How Britain was overtaken in the mini-nuke revolution - Part 223 Mar 2023 06:46
The arrival of cheap, abundant gas from the North Sea led to investment in methane-driven power stations that came online from the early 1990s, said Paul Norman, professor of nuclear physics and nuclear energy at the University of Birmingham. Cheap, safe and easy-to-burn natural gas made nuclear seem risky and expensive.
Nuclear's image was also tarnished by Chernobyl and Fukushima, and the cost of project overruns.
A fear of eye-watering costs and large upfront spending may well be what is putting the Government off, says Jim Watson, a professor of energy policy and director at UCL Institute for Sustainable Resources.
“We really don't know how much these things are going to cost once they build one, and how long they're going to take to build,” he says, pointing out that demonstrator plants are still some way off.
The next nuclear power plant to come online in the UK, Hinkley Point C, will cost as much as £32.7bn for 3,200 megawatts, or £10.2m a megawatt.

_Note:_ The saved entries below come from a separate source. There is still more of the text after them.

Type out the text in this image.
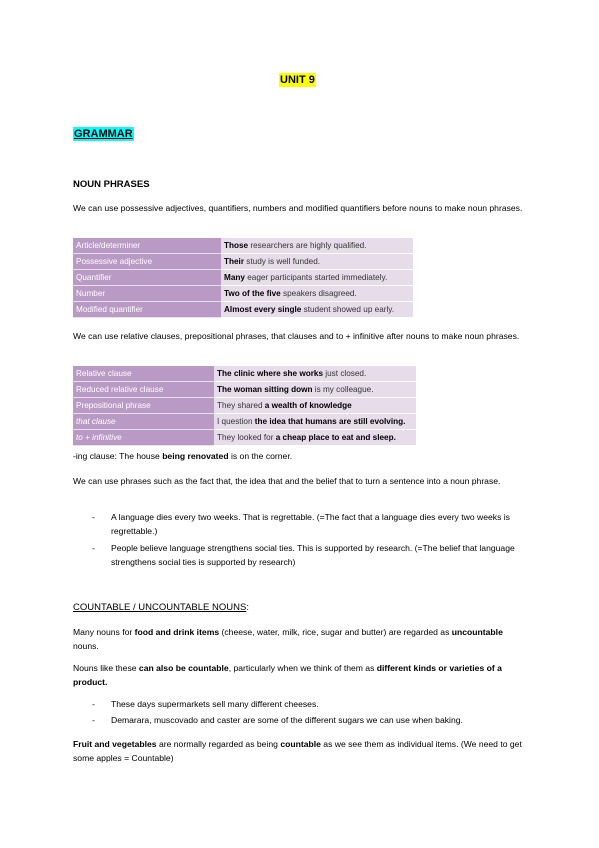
UNIT 9
GRAMMAR
NOUN PHRASES
We can use possessive adjectives, quantifiers, numbers and modified quantifiers before nouns to make noun phrases.
Article/determiner	Those researchers are highly qualified.
Possessive adjective	Their study is well funded.
Quantifier	Many eager participants started immediately.
Number	Two of the five speakers disagreed.
Modified quantifier	Almost every single student showed up early.
We can use relative clauses, prepositional phrases, that clauses and to + infinitive after nouns to make noun phrases.
Relative clause	The clinic where she works just closed.
Reduced relative clause	The woman sitting down is my colleague.
Prepositional phrase	They shared a wealth of knowledge
that clause	I question the idea that humans are still evolving.
to + infinitive	They looked for a cheap place to eat and sleep.
-ing clause: The house being renovated is on the corner.
We can use phrases such as the fact that, the idea that and the belief that to turn a sentence into a noun phrase.
- A language dies every two weeks. That is regrettable. (=The fact that a language dies every two weeks is regrettable.)
- People believe language strengthens social ties. This is supported by research. (=The belief that language strengthens social ties is supported by research)
COUNTABLE / UNCOUNTABLE NOUNS:
Many nouns for food and drink items (cheese, water, milk, rice, sugar and butter) are regarded as uncountable nouns.
Nouns like these can also be countable, particularly when we think of them as different kinds or varieties of a product.
- These days supermarkets sell many different cheeses.
- Demarara, muscovado and caster are some of the different sugars we can use when baking.
Fruit and vegetables are normally regarded as being countable as we see them as individual items. (We need to get some apples = Countable)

By comparison, Rolls-Royce’s 470MW SMRs are promised for £1.8bn, or £3.8m per megawatt.
However, the company is still offering larger – and more expensive – options than US rivals.
Last Energy’s £100m modular units, which are two-thirds the size of a football pitch, can output 20MW of electricity, enough to power 40,000 homes. They will be deployed in 2026 with no government funding required. NuScale’s reactors will offer 77MW of power apiece.
Last Energy
Last Energy £100m modular units can output 20MW of electricity, enough to power 40,000 homes CREDIT: Last Energy
Rolls is joined by a clutch of other UK-based companies that are at various stages of development, including MoltexFLEX, a Warrington-based developer of so-called advanced modular reactors (AMRs), the next generation of the devices.
The company is developing what it claims is a safer reactor that would use liquid chemicals instead of high pressure gas. In any disaster, chemicals would solidify as they hit cool air, rather than blowing into the atmosphere as happens with gas.
Moltex is aiming to make electricity for about £30 per megawatt hour and heat for about £10/MWh, a fraction of today’s prices and also cheaper than before Russia’s war on Ukraine, by using off-the-shelf parts as much as possible.
Chief executive David Landon has said that he wants to be able to build a demonstrator for his reactor by 2029. Freeing up Britain’s old coal-fuelled power station sites for nuclear generation would help, since they are already attached to the grid.
Yet despite being based in Britain, the company is having more success abroad.
Working with regulators in Canada, the company’s sister operation has been able to move faster towards approval for its designs. Landon said last month that the UK government should consider how to speed up the deployment of AMRs, and requested earlier access to the Office for Nuclear Regulation, and early identification of suitable sites.